I thought we would have time to train, and devise special tactics for the use of vampires in wartime. We did not.
No one expected Gettysburg to happen. Neither side was prepared. Once it began, however, like a fire in a fallow field, it could not be stopped.
I was near Hagerstown with my rail car at the time the news came. I was on my way toward Pipe Creek, to join up with Meade’s army; a trap had been laid there, to draw Lee south again.
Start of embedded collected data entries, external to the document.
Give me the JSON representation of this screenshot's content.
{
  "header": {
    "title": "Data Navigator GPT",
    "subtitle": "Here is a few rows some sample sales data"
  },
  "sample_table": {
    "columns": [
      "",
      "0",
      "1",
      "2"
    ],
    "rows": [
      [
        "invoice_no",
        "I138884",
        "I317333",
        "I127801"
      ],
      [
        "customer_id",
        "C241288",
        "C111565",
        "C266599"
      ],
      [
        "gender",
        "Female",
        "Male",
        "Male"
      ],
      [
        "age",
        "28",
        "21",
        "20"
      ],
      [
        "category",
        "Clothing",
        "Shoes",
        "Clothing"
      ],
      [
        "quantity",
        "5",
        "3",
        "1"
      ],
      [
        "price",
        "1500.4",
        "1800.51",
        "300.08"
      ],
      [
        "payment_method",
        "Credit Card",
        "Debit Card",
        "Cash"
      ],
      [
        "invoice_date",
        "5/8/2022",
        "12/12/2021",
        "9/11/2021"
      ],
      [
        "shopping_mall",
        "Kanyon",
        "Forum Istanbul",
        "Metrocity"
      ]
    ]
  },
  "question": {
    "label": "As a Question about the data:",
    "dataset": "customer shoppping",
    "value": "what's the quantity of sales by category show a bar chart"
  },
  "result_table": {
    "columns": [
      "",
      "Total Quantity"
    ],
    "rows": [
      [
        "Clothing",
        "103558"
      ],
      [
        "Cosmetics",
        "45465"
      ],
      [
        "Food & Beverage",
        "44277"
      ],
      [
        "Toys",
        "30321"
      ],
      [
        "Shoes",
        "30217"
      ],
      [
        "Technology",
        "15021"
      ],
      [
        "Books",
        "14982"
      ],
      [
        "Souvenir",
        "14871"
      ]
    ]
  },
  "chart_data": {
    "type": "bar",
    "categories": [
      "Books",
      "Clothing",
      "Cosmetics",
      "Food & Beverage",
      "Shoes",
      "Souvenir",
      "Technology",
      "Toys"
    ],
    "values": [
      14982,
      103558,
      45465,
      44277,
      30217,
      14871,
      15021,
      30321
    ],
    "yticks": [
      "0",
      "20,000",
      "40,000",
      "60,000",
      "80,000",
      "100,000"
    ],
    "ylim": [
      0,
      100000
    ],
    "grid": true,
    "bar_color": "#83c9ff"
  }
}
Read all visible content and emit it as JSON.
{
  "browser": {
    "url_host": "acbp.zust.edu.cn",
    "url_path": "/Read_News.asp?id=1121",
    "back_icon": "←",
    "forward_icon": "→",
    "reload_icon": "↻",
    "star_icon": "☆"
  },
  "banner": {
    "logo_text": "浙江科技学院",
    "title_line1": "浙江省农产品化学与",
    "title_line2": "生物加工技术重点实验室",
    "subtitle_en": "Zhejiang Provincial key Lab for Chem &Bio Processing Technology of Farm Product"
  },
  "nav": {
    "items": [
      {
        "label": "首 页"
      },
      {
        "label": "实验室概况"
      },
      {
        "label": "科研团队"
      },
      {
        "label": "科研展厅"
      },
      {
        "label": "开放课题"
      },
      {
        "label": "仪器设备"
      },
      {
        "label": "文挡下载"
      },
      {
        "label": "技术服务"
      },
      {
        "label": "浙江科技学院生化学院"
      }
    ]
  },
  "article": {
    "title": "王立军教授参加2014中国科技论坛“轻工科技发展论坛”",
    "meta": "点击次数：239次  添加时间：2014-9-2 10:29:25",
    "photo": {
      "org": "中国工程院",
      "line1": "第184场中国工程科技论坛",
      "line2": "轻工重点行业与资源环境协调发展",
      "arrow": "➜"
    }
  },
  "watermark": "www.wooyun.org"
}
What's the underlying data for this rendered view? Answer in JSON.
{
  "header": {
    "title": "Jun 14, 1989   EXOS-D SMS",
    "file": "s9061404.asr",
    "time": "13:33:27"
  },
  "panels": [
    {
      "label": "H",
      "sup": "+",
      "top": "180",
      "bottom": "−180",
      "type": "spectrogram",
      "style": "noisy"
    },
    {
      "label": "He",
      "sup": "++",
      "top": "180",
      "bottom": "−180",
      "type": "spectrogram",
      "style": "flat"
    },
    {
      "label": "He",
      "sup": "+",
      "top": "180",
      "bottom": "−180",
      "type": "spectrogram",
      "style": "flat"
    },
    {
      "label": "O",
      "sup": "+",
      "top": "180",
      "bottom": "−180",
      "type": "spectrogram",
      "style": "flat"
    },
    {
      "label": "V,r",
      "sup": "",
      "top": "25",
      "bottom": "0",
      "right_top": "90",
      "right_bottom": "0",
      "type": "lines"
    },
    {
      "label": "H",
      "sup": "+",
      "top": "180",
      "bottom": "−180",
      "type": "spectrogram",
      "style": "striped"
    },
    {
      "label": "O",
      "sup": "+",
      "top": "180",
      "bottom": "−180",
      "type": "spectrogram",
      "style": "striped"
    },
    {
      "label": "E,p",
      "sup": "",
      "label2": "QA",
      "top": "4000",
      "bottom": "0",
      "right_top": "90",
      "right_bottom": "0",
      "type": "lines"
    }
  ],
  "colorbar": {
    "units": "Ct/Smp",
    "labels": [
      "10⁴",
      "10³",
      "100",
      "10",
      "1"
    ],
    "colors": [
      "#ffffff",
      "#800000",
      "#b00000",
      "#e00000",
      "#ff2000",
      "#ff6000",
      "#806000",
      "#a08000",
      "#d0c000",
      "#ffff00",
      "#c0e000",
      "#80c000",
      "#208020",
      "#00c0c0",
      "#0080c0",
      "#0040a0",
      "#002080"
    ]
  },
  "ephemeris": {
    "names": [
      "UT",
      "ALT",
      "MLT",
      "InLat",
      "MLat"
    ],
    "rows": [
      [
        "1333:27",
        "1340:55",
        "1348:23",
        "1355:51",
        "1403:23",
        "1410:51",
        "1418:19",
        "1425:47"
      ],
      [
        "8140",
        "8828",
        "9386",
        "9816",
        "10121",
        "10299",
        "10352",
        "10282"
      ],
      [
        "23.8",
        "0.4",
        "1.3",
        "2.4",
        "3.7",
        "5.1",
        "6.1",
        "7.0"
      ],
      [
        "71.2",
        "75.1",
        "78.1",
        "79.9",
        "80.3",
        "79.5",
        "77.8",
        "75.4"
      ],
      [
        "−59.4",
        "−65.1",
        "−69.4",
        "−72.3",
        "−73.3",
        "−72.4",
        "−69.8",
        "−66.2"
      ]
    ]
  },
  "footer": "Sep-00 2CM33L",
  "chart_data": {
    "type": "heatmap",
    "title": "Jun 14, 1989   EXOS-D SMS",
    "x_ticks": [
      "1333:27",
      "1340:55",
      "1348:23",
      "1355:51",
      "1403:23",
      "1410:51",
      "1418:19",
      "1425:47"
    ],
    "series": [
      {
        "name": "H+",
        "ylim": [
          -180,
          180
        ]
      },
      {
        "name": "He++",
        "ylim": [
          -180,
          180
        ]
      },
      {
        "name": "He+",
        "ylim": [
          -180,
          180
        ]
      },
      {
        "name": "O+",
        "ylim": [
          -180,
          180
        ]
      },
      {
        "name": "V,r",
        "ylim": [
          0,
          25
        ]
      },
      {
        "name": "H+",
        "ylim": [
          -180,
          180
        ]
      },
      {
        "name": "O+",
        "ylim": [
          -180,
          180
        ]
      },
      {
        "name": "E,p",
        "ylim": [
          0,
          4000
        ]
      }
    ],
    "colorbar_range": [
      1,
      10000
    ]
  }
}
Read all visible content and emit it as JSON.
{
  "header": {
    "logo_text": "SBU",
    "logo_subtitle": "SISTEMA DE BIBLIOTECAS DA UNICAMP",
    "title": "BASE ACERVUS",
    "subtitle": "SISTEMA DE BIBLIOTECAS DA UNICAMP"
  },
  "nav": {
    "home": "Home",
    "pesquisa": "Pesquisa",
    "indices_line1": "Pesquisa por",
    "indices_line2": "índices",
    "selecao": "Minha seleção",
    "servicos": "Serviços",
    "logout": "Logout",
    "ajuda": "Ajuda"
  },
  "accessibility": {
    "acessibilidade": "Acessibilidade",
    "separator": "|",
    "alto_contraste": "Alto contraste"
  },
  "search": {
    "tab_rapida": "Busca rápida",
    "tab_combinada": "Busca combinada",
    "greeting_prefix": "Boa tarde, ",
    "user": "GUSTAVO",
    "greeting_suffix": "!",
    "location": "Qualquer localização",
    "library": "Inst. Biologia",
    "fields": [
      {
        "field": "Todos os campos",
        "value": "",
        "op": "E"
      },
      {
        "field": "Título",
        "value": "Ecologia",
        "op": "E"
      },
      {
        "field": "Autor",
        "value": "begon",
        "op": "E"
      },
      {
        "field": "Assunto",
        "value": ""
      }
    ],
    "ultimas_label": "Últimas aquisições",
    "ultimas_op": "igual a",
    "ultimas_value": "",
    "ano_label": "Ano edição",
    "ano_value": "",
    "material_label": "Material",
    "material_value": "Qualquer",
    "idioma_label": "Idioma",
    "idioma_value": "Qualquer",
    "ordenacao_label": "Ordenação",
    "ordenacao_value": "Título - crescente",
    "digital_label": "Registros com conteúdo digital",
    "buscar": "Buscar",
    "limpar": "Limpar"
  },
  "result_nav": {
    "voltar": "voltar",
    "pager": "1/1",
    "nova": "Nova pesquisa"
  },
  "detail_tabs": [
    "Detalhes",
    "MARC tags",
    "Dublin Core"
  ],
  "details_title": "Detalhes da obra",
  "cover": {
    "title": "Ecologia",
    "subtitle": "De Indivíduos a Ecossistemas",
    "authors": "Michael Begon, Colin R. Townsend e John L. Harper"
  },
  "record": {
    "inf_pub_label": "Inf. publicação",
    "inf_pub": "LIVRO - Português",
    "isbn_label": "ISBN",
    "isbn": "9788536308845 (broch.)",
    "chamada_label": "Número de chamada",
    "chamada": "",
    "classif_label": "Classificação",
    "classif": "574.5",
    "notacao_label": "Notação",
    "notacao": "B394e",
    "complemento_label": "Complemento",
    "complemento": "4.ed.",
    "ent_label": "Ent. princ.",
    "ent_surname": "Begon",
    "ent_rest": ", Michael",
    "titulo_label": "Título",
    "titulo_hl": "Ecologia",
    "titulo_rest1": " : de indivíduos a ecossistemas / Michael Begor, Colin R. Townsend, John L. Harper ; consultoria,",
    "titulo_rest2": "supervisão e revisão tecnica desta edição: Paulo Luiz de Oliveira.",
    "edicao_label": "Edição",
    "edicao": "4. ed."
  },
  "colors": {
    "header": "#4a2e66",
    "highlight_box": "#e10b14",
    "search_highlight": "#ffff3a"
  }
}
Clearly Lee had failed to take the bait. My orders changed in a moment and I linked up with a troop train to take us across the border. I was not ready. My men, such as they were, were not ready.
It didn’t matter. None of it mattered. I moved about the troop train once we were under way and saw men praying, some wailing to the skies. They believed the End of Days had come. The soldiers knew this battle would be a “good ’un,” a last desperate fight to try to stop Lee before he could capture Philadelphia and force a peace. The men sang songs, “John Brown’s Body,” which I hadn’t heard since the great muster when all Washington was an armed camp, or the “Battle Hymn of the Republic.” By God, it was stirring.
As we approached the little market town of Gettysburg the singing stopped abruptly. There was another sound, an abominable sound, an unbearable sound that rocked the train car beneath me, shifted the coffins back and forth in their racks. I had never heard real artillery fire before. I had not heard guns ring like bells and the earth roar as it was torn open. From twenty miles away the noise was loud enough to tear the breath out of my mouth. They say those guns were heard as far away as Pittsburgh.